My girls have grown up loving camp as well.  We go every few years with my dad and my step-mom for their big milestone birthdays.   They pack us all up including 5 step-siblings and all 13 grandchildren.  We swap camps and go to my step-mom's Camp Arcadia in Maine some years and to my dad's Camp Becket in Massachusetts other years.  We love both camps equally and the girls love camp life.  Meals in the dining hall, kids activities, hanging with their cousins, arts and crafts and all the lake activities.  They love it all.


 















My oldest definitely has the camp bug.  She just looks so comfortable and at home there.  Last year she went to a soccer camp with a few friends but the 98 degree heat wave, tarred roofs next door to the un-airconditioned dorms, and lack of non-soccer related activities wasn't as fun as she'd hoped it would be!  She was yearning for real camp.  Lots of choices, activities and not more soccer in 4 days than you play in an entire season.  We signed her up for Camp Hayward.  Another YMCA but with 1 or 2 week sessions.  A camp I worked at in college and still remain in touch with the counselors I worked with that wonderful summer all those years ago.  She was so excited to go.  We went to the tour of the camp about a month before which gave her the lay of the land.  She decided it was somewhere in the middle of Arcadia and Becket in terms of size.  She got to see where all the activities, dining hall, and waterfront were.

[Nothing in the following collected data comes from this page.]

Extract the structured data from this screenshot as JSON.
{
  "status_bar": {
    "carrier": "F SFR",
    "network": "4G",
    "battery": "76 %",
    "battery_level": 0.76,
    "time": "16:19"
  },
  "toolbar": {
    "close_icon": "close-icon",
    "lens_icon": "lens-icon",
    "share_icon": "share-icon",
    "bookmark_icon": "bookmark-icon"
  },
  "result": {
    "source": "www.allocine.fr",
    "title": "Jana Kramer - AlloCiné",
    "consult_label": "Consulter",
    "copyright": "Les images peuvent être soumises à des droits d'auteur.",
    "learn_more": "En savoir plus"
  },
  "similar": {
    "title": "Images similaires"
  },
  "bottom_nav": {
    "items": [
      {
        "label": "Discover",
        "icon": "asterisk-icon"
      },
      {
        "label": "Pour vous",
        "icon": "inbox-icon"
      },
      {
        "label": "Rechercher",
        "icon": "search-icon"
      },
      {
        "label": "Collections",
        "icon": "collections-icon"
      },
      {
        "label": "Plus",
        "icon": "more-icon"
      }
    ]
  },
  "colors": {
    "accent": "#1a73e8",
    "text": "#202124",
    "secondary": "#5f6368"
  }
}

Me on the right in college working (& playing) at Camp Hayward.  
When it came time to pack we decided she needed a camp trunk.  I asked my mom if she still had the one I took to camp in her attic (knowing full well she did!)  She said I could have it back as long as I took everything that was in it too.  Journals, old college papers, funny stuff!  We went to peel the pink and purple contact paper off it and found this.


My dad's label from when he went to camp.  How cool that she was taking the trunk her mom and uncle and even her grandfather had taken to camp before her.   I guess we are a camp family!  She was bursting with excitement the day she left.  It was a long drive from the cottage to the camp on the Cape.  She promised me she wouldn't be home sick.  "I'll be ok mom.  I love camp!" she reassured me on the drive there.  


We could email her letters while she was at camp which was easier from the cottage where we don't have a mailbox and the post office is a ten minute drive away.  It was fun to see pictures of her intermixed with all the other kids on the camp Facebook page.  Fun to see her smiling and having fun with new friends!  


Her dad did the drive down to get her. It's a long day and since she'd only gone for a week long session I didn't have time to forget how long that drive felt to do it again.  She was bursting with stories when she got in the car but then quickly fell asleep.  



The second she walked in the door I knew she'd grown.  She was exactly the same size as me.  She nodded and said "I did eat a LOT at camp!"  Glad she had so much fun!  She's already texting and planning visits with her cabin mates and they are talking about which session they will attend next year!